# Dark elf spearhead



## Honking_Elephant (May 8, 2008)

I've been looking into buying the new spearhead for the dark elves, mainly cos I've been planning on starting an army, and just waited for the new army book before starting, but i can't make my mind up if its really worth it. On one hand I'd be getting all the lords and heroes that i'd need for a good while, and the army book very soon so i'd be able to learn it on my holidays, but on the other you really don't get much, models wise, and I don't no if i'd really need all the lords and heroes. So what do you lot think? I mean peoples own personal prefrences to buying it. Thanks.


----------



## Druchii in Space (Apr 7, 2008)

Not really, theres no real saving involved, I think you might get the book free but I'm not even sure if thats the case. Its really a deal for those who have already got a Druchii army and want to nab all the new stuff in one go.

As a new player you'll want to wait a month for the Battalion (£50) box, you'll be making a big saving usually £20 over buying the plastics seperatly, and then can add the other stuff you need to get the army going. 
For example I'd probably not rush out and buy a Hydra on day one if you are only planning to have say 1000pts and then build more up later, as a Hydra in 1000pts is a bit risky. If you are planning to lunge in with a 2K army it may not be such a big deal, but I'd still consider it dependant on whether you get that army book as a bonus or not.

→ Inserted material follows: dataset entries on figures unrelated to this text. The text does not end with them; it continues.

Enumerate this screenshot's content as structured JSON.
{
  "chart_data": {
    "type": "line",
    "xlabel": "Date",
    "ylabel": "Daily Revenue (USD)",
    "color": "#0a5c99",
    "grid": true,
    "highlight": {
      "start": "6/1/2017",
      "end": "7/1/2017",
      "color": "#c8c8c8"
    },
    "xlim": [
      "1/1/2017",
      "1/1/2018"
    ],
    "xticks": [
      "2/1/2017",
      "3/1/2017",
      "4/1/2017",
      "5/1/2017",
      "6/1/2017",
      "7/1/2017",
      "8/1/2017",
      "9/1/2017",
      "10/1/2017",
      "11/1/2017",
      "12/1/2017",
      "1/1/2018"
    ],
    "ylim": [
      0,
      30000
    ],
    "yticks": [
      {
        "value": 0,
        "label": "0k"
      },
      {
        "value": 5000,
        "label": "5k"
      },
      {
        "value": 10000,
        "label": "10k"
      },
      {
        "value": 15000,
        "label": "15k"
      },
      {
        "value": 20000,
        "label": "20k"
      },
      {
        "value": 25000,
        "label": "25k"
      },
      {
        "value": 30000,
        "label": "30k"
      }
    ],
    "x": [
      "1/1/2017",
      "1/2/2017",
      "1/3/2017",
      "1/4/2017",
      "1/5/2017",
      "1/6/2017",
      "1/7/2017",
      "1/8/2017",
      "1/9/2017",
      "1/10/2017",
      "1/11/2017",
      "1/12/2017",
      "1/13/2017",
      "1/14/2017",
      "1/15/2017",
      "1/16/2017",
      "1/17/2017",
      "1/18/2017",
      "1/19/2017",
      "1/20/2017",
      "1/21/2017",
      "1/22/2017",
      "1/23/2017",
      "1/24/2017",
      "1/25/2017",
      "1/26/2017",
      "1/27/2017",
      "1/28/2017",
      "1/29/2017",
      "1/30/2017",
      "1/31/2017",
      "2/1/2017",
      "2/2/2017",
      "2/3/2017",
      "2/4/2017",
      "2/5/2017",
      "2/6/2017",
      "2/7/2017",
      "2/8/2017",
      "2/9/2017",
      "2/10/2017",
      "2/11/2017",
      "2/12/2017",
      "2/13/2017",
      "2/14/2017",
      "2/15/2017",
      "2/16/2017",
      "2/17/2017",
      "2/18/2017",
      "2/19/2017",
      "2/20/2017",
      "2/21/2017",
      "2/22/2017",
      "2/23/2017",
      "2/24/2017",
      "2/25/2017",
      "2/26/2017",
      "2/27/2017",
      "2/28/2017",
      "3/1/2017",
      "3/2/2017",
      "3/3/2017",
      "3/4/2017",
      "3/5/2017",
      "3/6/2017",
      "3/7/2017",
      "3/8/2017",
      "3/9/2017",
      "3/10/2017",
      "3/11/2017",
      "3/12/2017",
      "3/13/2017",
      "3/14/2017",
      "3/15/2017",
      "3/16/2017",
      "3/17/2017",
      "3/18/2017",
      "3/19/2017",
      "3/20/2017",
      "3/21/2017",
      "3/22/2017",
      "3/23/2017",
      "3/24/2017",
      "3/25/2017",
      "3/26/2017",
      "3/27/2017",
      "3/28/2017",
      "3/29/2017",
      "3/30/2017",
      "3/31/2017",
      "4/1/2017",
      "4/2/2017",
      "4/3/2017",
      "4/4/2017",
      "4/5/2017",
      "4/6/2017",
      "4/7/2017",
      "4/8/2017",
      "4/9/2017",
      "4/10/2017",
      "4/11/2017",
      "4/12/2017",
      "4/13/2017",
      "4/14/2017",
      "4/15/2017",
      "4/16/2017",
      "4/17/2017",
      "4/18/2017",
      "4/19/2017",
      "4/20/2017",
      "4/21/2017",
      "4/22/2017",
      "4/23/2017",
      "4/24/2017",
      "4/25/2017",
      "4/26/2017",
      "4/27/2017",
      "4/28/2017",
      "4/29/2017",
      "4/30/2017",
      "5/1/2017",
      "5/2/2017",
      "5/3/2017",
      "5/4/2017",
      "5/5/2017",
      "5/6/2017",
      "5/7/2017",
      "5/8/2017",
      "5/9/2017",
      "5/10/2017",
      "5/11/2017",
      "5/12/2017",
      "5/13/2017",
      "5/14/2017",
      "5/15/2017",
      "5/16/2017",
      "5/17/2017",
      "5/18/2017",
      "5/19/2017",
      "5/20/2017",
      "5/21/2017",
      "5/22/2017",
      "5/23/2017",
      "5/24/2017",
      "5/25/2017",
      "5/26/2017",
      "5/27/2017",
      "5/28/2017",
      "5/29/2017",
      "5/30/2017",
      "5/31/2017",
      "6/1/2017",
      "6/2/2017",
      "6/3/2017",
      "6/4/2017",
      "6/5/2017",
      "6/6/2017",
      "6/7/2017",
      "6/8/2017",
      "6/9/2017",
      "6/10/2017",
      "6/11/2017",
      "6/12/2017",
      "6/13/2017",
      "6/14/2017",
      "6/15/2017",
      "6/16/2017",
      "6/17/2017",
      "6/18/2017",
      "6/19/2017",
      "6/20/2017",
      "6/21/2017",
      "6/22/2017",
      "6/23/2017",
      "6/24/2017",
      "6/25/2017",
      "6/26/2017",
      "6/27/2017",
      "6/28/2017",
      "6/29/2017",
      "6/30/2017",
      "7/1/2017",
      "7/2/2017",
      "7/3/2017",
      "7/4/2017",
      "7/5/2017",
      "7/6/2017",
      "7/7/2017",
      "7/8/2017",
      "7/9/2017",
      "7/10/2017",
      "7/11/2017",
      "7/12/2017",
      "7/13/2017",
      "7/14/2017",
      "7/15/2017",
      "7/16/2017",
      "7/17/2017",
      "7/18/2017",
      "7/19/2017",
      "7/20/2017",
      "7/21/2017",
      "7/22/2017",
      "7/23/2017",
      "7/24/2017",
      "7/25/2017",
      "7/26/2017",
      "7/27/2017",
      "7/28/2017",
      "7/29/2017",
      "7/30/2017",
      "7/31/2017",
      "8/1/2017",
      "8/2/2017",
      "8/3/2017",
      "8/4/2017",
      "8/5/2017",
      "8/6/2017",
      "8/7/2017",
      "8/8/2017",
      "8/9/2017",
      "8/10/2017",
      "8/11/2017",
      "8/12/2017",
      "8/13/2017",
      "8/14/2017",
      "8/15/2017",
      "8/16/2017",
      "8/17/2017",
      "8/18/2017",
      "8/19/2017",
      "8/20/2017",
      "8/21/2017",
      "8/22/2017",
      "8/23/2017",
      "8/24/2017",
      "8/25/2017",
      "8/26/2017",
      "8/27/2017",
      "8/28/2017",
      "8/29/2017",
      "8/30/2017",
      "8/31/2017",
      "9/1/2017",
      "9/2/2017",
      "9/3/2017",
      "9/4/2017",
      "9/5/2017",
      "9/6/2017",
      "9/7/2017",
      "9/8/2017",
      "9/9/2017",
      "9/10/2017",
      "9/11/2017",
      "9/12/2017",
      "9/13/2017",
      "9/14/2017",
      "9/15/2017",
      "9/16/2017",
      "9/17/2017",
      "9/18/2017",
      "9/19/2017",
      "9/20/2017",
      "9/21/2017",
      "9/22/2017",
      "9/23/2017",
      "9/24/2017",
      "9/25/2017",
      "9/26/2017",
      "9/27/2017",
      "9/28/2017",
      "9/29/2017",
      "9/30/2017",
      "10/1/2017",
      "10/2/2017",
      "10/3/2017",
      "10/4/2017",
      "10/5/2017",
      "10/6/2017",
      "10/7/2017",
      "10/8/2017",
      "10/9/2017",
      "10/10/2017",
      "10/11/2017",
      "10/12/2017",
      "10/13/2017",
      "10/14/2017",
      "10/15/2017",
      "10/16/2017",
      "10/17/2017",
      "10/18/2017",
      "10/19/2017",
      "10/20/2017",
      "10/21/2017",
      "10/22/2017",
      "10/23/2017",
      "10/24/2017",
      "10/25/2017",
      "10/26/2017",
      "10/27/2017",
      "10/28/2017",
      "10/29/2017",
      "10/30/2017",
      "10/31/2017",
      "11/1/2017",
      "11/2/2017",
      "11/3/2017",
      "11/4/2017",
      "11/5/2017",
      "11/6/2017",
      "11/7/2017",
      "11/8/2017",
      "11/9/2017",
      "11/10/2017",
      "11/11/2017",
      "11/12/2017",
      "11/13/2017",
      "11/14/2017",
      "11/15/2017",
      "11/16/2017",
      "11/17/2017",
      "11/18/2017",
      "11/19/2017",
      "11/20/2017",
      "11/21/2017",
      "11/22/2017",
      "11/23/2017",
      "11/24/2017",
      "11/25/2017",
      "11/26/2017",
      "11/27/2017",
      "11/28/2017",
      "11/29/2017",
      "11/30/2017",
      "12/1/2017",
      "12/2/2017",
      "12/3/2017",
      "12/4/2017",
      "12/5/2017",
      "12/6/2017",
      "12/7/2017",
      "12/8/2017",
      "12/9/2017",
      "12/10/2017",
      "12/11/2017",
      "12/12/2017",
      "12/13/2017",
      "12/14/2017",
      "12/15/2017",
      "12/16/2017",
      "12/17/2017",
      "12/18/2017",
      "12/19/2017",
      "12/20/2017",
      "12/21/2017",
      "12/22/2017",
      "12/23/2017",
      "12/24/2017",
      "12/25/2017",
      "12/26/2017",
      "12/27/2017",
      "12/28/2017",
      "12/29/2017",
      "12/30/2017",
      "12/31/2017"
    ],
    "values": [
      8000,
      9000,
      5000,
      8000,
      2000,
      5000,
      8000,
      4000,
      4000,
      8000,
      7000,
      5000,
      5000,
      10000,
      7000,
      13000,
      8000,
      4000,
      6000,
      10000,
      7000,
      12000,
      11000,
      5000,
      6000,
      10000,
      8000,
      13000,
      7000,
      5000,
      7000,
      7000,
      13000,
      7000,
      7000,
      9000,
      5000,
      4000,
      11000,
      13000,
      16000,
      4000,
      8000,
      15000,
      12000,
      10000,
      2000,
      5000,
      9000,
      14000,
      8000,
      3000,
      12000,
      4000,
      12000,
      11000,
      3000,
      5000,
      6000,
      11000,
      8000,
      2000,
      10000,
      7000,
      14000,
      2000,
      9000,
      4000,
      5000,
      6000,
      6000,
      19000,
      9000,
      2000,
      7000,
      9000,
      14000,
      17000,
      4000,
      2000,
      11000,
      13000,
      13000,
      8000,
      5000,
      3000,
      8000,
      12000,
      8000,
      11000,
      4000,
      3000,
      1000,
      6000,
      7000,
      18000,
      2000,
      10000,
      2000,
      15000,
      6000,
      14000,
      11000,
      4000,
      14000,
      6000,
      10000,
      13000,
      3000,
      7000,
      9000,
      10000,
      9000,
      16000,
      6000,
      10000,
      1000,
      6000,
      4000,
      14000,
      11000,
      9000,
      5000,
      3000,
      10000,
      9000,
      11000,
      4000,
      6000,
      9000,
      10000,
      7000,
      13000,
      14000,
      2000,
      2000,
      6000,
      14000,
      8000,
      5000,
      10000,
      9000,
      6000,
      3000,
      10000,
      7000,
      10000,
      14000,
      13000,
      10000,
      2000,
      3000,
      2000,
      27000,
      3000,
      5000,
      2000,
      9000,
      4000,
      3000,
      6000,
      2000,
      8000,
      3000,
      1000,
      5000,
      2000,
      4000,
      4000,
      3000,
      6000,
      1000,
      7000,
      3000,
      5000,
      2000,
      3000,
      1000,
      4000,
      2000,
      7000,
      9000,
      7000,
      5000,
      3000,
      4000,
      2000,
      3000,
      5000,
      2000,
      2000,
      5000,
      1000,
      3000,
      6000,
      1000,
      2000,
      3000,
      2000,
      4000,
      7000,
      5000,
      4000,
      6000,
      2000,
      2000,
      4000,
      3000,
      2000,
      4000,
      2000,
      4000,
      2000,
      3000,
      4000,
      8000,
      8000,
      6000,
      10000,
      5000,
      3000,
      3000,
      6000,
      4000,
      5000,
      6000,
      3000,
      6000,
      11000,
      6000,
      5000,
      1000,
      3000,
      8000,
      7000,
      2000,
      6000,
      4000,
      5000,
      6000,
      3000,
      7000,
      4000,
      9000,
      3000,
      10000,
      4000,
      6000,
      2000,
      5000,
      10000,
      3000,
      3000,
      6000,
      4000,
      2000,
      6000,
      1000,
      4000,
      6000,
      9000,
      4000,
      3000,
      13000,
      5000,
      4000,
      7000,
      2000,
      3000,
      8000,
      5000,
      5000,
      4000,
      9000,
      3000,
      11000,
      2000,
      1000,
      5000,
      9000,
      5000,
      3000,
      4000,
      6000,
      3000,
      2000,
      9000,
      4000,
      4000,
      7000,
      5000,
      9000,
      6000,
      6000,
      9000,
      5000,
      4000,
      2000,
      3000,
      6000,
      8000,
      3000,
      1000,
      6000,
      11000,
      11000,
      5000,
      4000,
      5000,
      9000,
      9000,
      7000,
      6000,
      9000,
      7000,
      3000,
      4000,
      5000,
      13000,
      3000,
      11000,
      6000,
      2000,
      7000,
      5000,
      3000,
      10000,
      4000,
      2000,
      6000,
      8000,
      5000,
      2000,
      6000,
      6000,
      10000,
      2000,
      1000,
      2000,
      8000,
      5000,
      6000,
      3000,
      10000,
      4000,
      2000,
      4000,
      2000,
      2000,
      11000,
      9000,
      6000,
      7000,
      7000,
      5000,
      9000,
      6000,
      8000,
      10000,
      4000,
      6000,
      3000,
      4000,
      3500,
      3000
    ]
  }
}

Although I'd still think that two Battalion boxes and the Book, plus maybe a Hero choice would be a better starting point for about the same money over the Spearhead anyway.


----------



## Lord Sinkoran (Dec 23, 2006)

not really Your ownly saving £5-£6.


----------



## Shadowfane (Oct 17, 2007)

The Spearhead isn't really designed for new players to an army, more for either established DE players so they can get the new stuff, and for people who just have the "ooo, shiny!" syndrome: its doesn't save you all that much cash, it isn't a balanced set of models - its literally 90% of the new stuff, crammed into a box with the army book.

Short version: nope, wait a couple weeks and start with the Battalion box and the army book - then decide what you want from there, and carry on!


----------